In Okeechobee County, you experience moments like these, as I did while backpacking with friends for four days along the Florida Trail through immense landscapes with cozy spots for shelter. This National Scenic Trail spends more than 40 miles of its 1,400-mile statewide route working its way through the county.
A time machine into Florida's past, it took us to open prairies where sandhill cranes danced and preened; through pastoral cattle ranches that stretched to the horizon; and along the edges of orange groves with their sweet scent, an immersion into Old Florida.
Room with a View
Certain perspectives come only when on foot. The grand cypress stand of Chandler Slough looks like a mountain ridge from a distance, and there's nothing more refreshing than a dip in the Kissimmee River after a long day of hiking. Following the Kissimmee River north, we camped beneath the shelter of ancient live oaks in Chandler Slough South, their boughs protecting my tent from the early-morning dew. The rope swing at Platts Bluff tempted some to take a wild plunge into the river. Trailheads at Yates Marsh, Chandler Slough and Micco Landing provide access to the orange blazes that link places of scenic wonder along the Florida Trail.
One of Florida's prime spots for birding is Kissimmee Prairie Preserve State Park, where the vastness of the landscape evokes a sense of wonder. It's not uncommon to spy a crested caracara or a swallow-tailed kite; both breed in the 54,000-acre preserve. There are more than a hundred miles of old roads and hiking trails to explore across prairies, past marshes and to the Kissimmee River. The campground is a destination in itself, a shady island of oaks surrounded by a sea of prairie, an ideal spot to gather with friends over dinner while watching sunlight fade across the textures of grass and saw palmetto.
Big Water, Big Fun
Vastness isn't just a part of the Okeechobee landscape – it applies to the water as well. As Florida's largest lake (and the second largest inland lake in The United States), Lake Okeechobee is known as the "Big Water." It draws anglers from around the world in search of trophy-sized largemouth bass as well as crappie, blue gill and catfish. With your own boat, you can launch from Lock 7/Jaycee Park (Parrott Avenue Wayside Park) or the Okee-tantie Recreation Area, both on State Road 78. At Okee-tantie, the folks at the marina can help you with bait, tackle and fishing supplies, and there's a campground on site. Need a guide? The Lake Okeechobee Guide Association can get you out on the water with little fuss.

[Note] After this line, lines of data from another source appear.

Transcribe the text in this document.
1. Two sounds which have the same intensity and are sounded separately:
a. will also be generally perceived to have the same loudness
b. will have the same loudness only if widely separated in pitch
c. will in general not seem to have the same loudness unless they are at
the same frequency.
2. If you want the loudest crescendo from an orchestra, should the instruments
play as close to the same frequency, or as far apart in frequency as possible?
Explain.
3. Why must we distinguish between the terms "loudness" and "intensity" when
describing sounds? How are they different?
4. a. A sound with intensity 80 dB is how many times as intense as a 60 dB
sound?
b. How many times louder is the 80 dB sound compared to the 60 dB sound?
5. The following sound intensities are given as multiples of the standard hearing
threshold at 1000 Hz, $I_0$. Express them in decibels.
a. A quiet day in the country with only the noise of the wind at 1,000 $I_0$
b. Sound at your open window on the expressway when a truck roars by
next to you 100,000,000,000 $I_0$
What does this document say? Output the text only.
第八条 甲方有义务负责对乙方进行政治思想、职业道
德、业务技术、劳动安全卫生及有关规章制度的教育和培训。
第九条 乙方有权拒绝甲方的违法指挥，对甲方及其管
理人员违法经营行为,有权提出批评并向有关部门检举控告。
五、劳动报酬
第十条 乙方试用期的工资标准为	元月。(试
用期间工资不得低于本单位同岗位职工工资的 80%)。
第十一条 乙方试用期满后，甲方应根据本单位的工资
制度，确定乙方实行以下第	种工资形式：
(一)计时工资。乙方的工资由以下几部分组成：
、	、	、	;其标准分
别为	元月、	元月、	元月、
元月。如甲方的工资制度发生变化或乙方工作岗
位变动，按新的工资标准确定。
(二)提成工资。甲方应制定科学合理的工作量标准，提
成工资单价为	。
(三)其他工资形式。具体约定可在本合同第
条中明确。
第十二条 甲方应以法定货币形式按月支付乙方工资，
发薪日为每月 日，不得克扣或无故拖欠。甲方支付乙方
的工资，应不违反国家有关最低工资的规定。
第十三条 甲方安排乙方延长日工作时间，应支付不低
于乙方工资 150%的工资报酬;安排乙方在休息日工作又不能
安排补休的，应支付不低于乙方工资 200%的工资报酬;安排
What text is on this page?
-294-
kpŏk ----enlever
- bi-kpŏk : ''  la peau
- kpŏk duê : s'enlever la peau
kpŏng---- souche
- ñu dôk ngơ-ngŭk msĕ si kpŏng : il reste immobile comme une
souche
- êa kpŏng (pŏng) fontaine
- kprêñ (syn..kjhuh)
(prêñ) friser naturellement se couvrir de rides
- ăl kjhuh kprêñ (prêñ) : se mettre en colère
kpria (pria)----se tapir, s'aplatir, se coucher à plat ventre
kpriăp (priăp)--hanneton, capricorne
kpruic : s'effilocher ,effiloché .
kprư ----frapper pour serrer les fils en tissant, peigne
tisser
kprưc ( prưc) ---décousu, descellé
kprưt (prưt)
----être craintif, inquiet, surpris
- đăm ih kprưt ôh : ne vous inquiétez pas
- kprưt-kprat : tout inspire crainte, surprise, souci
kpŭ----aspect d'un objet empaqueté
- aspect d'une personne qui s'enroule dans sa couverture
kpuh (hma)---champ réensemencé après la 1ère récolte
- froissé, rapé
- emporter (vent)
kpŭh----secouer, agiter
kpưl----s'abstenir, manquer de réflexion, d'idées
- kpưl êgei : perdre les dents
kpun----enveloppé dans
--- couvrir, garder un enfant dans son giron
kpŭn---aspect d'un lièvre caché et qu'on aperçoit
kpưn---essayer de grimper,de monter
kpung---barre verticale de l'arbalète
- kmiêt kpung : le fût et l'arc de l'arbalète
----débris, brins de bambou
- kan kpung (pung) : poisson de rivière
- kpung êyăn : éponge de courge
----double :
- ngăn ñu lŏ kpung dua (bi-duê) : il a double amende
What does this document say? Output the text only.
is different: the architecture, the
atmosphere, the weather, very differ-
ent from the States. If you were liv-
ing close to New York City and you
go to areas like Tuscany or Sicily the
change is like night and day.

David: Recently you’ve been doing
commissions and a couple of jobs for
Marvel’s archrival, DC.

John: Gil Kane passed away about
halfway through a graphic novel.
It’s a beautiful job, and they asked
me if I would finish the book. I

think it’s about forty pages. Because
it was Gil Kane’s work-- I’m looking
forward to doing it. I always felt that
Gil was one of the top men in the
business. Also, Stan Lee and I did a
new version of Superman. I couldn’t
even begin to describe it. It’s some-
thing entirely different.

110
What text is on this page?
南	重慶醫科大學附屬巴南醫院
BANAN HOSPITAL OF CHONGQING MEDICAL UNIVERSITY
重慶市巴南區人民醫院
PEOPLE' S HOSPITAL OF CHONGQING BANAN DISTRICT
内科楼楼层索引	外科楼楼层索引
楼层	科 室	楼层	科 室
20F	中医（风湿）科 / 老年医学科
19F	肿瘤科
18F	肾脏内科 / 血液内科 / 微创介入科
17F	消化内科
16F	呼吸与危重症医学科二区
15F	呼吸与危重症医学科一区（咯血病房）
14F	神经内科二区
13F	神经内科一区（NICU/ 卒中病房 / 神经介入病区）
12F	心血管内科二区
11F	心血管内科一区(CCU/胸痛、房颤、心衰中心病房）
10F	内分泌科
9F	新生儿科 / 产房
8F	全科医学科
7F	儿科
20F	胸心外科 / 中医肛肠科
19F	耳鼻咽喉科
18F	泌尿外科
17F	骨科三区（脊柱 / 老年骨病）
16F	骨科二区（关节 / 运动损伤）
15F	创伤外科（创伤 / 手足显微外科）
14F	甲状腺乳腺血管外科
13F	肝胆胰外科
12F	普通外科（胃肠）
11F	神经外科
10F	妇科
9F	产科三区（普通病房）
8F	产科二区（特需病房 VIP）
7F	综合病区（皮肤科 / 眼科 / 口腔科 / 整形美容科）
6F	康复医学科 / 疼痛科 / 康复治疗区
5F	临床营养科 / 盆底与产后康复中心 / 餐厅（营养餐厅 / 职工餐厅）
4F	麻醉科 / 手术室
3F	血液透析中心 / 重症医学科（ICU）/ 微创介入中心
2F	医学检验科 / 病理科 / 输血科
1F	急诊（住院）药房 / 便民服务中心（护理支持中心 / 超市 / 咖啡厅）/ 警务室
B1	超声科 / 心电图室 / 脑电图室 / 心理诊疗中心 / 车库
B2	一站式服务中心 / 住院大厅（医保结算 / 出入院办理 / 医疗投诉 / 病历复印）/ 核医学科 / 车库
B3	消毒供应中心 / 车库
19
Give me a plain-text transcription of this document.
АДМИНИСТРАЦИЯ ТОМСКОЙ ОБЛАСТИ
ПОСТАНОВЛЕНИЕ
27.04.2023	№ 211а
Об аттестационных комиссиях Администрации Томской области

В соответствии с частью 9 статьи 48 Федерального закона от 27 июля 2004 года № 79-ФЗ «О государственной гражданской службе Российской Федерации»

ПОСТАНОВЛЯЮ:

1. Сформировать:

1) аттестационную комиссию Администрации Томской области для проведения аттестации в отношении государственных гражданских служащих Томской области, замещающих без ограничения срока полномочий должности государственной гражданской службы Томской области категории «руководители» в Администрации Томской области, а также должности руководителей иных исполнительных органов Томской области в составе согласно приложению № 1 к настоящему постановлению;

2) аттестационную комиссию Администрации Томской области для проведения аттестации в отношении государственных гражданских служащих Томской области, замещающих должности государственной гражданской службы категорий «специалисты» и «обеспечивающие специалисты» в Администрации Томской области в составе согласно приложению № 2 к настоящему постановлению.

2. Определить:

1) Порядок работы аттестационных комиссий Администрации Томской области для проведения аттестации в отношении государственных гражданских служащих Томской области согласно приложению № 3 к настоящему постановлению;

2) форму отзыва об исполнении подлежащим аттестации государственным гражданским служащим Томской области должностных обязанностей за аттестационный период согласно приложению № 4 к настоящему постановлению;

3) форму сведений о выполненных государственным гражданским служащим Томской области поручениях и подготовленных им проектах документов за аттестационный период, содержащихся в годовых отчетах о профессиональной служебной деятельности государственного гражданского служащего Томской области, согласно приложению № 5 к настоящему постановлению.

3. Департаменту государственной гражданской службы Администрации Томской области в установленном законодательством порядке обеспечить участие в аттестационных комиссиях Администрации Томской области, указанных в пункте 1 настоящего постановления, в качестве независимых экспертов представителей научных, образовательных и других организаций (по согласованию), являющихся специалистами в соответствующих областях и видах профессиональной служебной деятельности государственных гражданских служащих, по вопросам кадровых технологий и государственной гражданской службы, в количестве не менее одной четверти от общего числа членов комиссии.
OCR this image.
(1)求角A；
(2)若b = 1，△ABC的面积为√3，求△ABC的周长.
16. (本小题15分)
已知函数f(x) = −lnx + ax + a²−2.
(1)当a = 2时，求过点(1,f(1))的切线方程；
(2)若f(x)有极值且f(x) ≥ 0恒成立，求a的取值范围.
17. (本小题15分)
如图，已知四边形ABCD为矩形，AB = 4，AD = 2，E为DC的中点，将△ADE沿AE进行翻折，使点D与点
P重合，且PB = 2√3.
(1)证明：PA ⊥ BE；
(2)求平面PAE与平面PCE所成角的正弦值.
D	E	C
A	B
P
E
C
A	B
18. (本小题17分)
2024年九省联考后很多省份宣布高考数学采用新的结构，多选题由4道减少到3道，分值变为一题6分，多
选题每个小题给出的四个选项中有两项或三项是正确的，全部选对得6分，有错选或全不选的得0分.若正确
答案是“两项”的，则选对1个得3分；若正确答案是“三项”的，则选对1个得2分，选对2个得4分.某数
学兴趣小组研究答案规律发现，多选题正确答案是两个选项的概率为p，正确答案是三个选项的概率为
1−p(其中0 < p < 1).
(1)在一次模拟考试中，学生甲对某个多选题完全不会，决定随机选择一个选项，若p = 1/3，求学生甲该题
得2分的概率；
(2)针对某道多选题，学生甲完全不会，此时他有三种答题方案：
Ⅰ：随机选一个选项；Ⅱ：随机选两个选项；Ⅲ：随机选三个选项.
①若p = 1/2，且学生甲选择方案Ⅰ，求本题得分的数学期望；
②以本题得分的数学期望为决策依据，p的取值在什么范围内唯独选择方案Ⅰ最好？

Atop the Herbert Hoover Dike, you get a bird's-eye view of Lake Okeechobee from the Lake Okeechobee Scenic Trail, a multi-use semi-paved trail with many shaded picnic benches. On a stroll with the family from the Lock 7/Jaycee Park (Parrott Avenue Wayside Park) toward Okee-tantie, watch for otters playing in the canal and ibis, wood storks and herons wading in the shallows of Eagle Bay. Walk the three easy miles to Taylor Creek to see brown pelicans and cormorants staking out spots on the piers next to the lock. It's not uncommon to spy bald eagles on the cypresses at the lake's edge along the way.
With its wide-open spaces on land and on the water, Okeechobee offers experiences that outdoor enthusiasts will truly enjoy. Whether you love hiking, fishing, birding or camping, Okeechobee is a natural destination you need to explore.